Subnet reconstruction was a long-theorised method of preserving Engi neural clusters, the primary factor separating theory from reality being that reconstructing an entire sapient mind based upon nothing but the temporary imprints left by their passage through a network required a vast collection of the temporary imprints, the storage capacity to save them all for analysis, and an unfathomably large amount of processing power to perform said analysis. Like reconstructing a human's entire personality and sense of self using nothing but snippets from their Facebook feed.

For the Engi, it was a pipe dream. For the Zoltan, it was an interesting case study in computing science courses.

For the Progenitors, it was feasible.

If anyone in my organization had the capability to pull it off, it was Stargazes Alone - she, like my other intelligence AI, was an obsessive datahoarder, and one with a supercomputer that outmassed many celestial bodies.

Bringing their fleet back to life wouldn't change the fact that I'd killed them in the first place. But then…

Fix what you can, accept what you can't, grow up, and move on.

I returned the weight of my focus to Britannia. "I realise this is outside your field of expertise, but I'd like you to oversee the project. If it works, brilliant. If not, well… we tried. If you end up dealing with a bunch of nanite zombies… well. You're an Admiral. I'm sure you'll figure it out."

Britannia nodded grimly. "You're not going to oversee it yourself?"

"No. No, I can't. Today has been one long clusterfuck, and I'd very much like to put it all behind me. One way or another I'm moving on, and it's probably better for this entire universe that I go now, rather than later."

It was a long moment before Britannia responded.

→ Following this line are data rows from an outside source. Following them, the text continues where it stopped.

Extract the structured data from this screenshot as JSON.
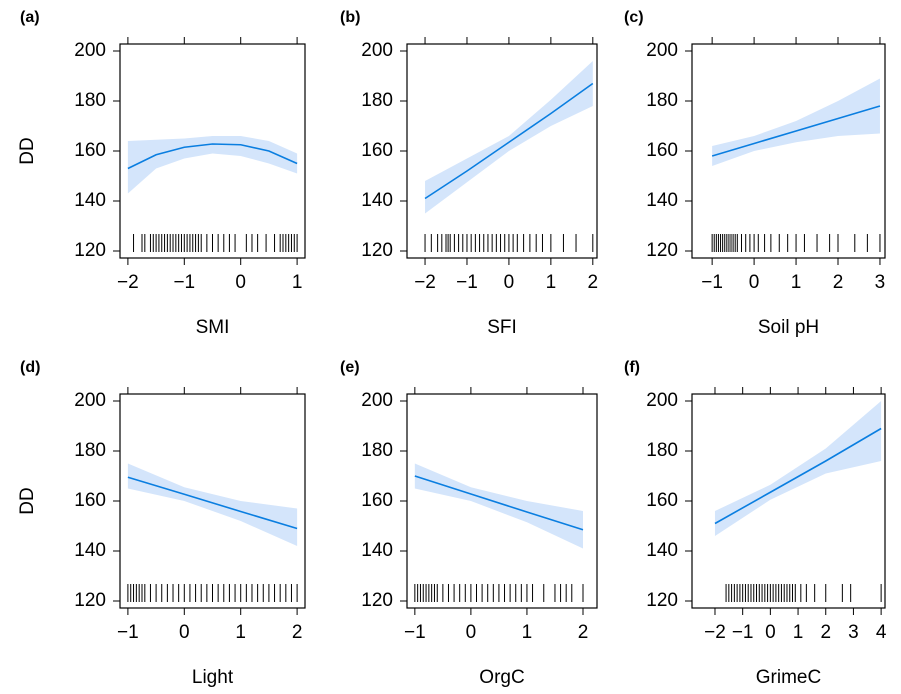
{
  "chart_data": [
    {
      "type": "line",
      "label": "(a)",
      "xlabel": "SMI",
      "ylabel": "DD",
      "color": "#0a7ee0",
      "band_color": "#d4e5fb",
      "xlim": [
        -2.14,
        1.14
      ],
      "ylim": [
        117.2,
        202.8
      ],
      "xticks": [
        {
          "value": -2,
          "label": "−2"
        },
        {
          "value": -1,
          "label": "−1"
        },
        0,
        1
      ],
      "yticks": [
        120,
        140,
        160,
        180,
        200
      ],
      "x": [
        -2,
        -1.5,
        -1,
        -0.5,
        0,
        0.5,
        1
      ],
      "values": [
        153,
        158.5,
        161.5,
        162.8,
        162.5,
        160,
        155
      ],
      "lower": [
        143,
        153,
        157,
        159,
        158,
        155,
        151
      ],
      "upper": [
        164,
        164.5,
        165,
        166,
        166,
        164,
        159
      ],
      "rug": [
        -1.9,
        -1.75,
        -1.7,
        -1.6,
        -1.55,
        -1.5,
        -1.45,
        -1.4,
        -1.35,
        -1.3,
        -1.25,
        -1.2,
        -1.15,
        -1.1,
        -1.05,
        -1.0,
        -0.95,
        -0.9,
        -0.85,
        -0.8,
        -0.75,
        -0.7,
        -0.6,
        -0.5,
        -0.4,
        -0.3,
        -0.2,
        -0.1,
        0.1,
        0.2,
        0.3,
        0.45,
        0.6,
        0.7,
        0.75,
        0.8,
        0.85,
        0.9,
        0.95,
        1.0
      ]
    },
    {
      "type": "line",
      "label": "(b)",
      "xlabel": "SFI",
      "color": "#0a7ee0",
      "band_color": "#d4e5fb",
      "xlim": [
        -2.43,
        2.1
      ],
      "ylim": [
        117.2,
        202.8
      ],
      "xticks": [
        {
          "value": -2,
          "label": "−2"
        },
        {
          "value": -1,
          "label": "−1"
        },
        0,
        1,
        2
      ],
      "yticks": [
        120,
        140,
        160,
        180,
        200
      ],
      "x": [
        -2,
        -1,
        0,
        1,
        2
      ],
      "values": [
        141,
        152,
        163.5,
        175,
        187
      ],
      "lower": [
        135,
        147.5,
        160,
        170,
        178
      ],
      "upper": [
        148,
        157,
        166,
        180.5,
        196
      ],
      "rug": [
        -2.0,
        -1.85,
        -1.7,
        -1.6,
        -1.5,
        -1.45,
        -1.4,
        -1.3,
        -1.2,
        -1.1,
        -1.0,
        -0.9,
        -0.8,
        -0.7,
        -0.6,
        -0.5,
        -0.4,
        -0.3,
        -0.2,
        -0.1,
        0.0,
        0.1,
        0.2,
        0.35,
        0.5,
        0.65,
        0.8,
        1.0,
        1.3,
        1.6,
        2.0
      ]
    },
    {
      "type": "line",
      "label": "(c)",
      "xlabel": "Soil pH",
      "color": "#0a7ee0",
      "band_color": "#d4e5fb",
      "xlim": [
        -1.48,
        3.12
      ],
      "ylim": [
        117.2,
        202.8
      ],
      "xticks": [
        {
          "value": -1,
          "label": "−1"
        },
        0,
        1,
        2,
        3
      ],
      "yticks": [
        120,
        140,
        160,
        180,
        200
      ],
      "x": [
        -1,
        0,
        1,
        2,
        3
      ],
      "values": [
        158,
        163,
        168,
        173,
        178
      ],
      "lower": [
        154,
        160,
        163.5,
        166,
        167
      ],
      "upper": [
        162,
        166,
        172,
        180,
        189
      ],
      "rug": [
        -1.0,
        -0.95,
        -0.9,
        -0.85,
        -0.8,
        -0.75,
        -0.7,
        -0.65,
        -0.6,
        -0.55,
        -0.5,
        -0.45,
        -0.4,
        -0.3,
        -0.2,
        -0.1,
        0.0,
        0.1,
        0.25,
        0.4,
        0.6,
        0.8,
        1.0,
        1.2,
        1.5,
        1.8,
        2.0,
        2.4,
        2.7,
        3.0
      ]
    },
    {
      "type": "line",
      "label": "(d)",
      "xlabel": "Light",
      "ylabel": "DD",
      "color": "#0a7ee0",
      "band_color": "#d4e5fb",
      "xlim": [
        -1.14,
        2.14
      ],
      "ylim": [
        117.2,
        202.8
      ],
      "xticks": [
        {
          "value": -1,
          "label": "−1"
        },
        0,
        1,
        2
      ],
      "yticks": [
        120,
        140,
        160,
        180,
        200
      ],
      "x": [
        -1,
        0,
        1,
        2
      ],
      "values": [
        169.5,
        162.7,
        155.8,
        149
      ],
      "lower": [
        165,
        160,
        152,
        142
      ],
      "upper": [
        175,
        165.5,
        160,
        157
      ],
      "rug": [
        -1.0,
        -0.95,
        -0.9,
        -0.85,
        -0.8,
        -0.75,
        -0.7,
        -0.6,
        -0.5,
        -0.4,
        -0.3,
        -0.2,
        -0.1,
        0.0,
        0.1,
        0.2,
        0.3,
        0.4,
        0.5,
        0.6,
        0.7,
        0.8,
        0.9,
        1.0,
        1.1,
        1.2,
        1.3,
        1.4,
        1.5,
        1.6,
        1.7,
        1.8,
        1.9,
        2.0
      ]
    },
    {
      "type": "line",
      "label": "(e)",
      "xlabel": "OrgC",
      "color": "#0a7ee0",
      "band_color": "#d4e5fb",
      "xlim": [
        -1.14,
        2.25
      ],
      "ylim": [
        117.2,
        202.8
      ],
      "xticks": [
        {
          "value": -1,
          "label": "−1"
        },
        0,
        1,
        2
      ],
      "yticks": [
        120,
        140,
        160,
        180,
        200
      ],
      "x": [
        -1,
        0,
        1,
        2
      ],
      "values": [
        170,
        162.8,
        155.6,
        148.5
      ],
      "lower": [
        165,
        160,
        151.5,
        141
      ],
      "upper": [
        175,
        165.5,
        160,
        156
      ],
      "rug": [
        -1.0,
        -0.95,
        -0.9,
        -0.85,
        -0.8,
        -0.75,
        -0.7,
        -0.65,
        -0.6,
        -0.5,
        -0.4,
        -0.3,
        -0.2,
        -0.1,
        0.0,
        0.1,
        0.2,
        0.3,
        0.4,
        0.5,
        0.6,
        0.7,
        0.8,
        0.9,
        1.0,
        1.1,
        1.3,
        1.5,
        1.6,
        1.7,
        1.8,
        2.0
      ]
    },
    {
      "type": "line",
      "label": "(f)",
      "xlabel": "GrimeC",
      "color": "#0a7ee0",
      "band_color": "#d4e5fb",
      "xlim": [
        -2.83,
        4.14
      ],
      "ylim": [
        117.2,
        202.8
      ],
      "xticks": [
        {
          "value": -2,
          "label": "−2"
        },
        {
          "value": -1,
          "label": "−1"
        },
        0,
        1,
        2,
        3,
        4
      ],
      "yticks": [
        120,
        140,
        160,
        180,
        200
      ],
      "x": [
        -2,
        0,
        2,
        4
      ],
      "values": [
        151,
        163.5,
        176,
        189
      ],
      "lower": [
        146,
        160.5,
        171,
        176
      ],
      "upper": [
        156,
        166.5,
        181,
        200
      ],
      "rug": [
        -1.6,
        -1.5,
        -1.4,
        -1.3,
        -1.2,
        -1.1,
        -1.0,
        -0.9,
        -0.8,
        -0.7,
        -0.6,
        -0.5,
        -0.4,
        -0.3,
        -0.2,
        -0.1,
        0.0,
        0.1,
        0.2,
        0.3,
        0.4,
        0.5,
        0.6,
        0.7,
        0.8,
        0.9,
        1.1,
        1.3,
        1.6,
        2.0,
        2.6,
        2.9,
        4.0
      ]
    }
  ]
}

"I've been with you long enough to know that you do have quite the way of causing trouble for everyone, including yourself. If you'll pardon my bluntness."

I stared down the AI for a long moment, just enough that I could feel a hint of panic from her, before shrugging and turning away, staring back out toward the horizon.

"You're not wrong, Britannia. You're really not wrong."

I stepped through the Dimensional Gate, leaving the messed-up world behind.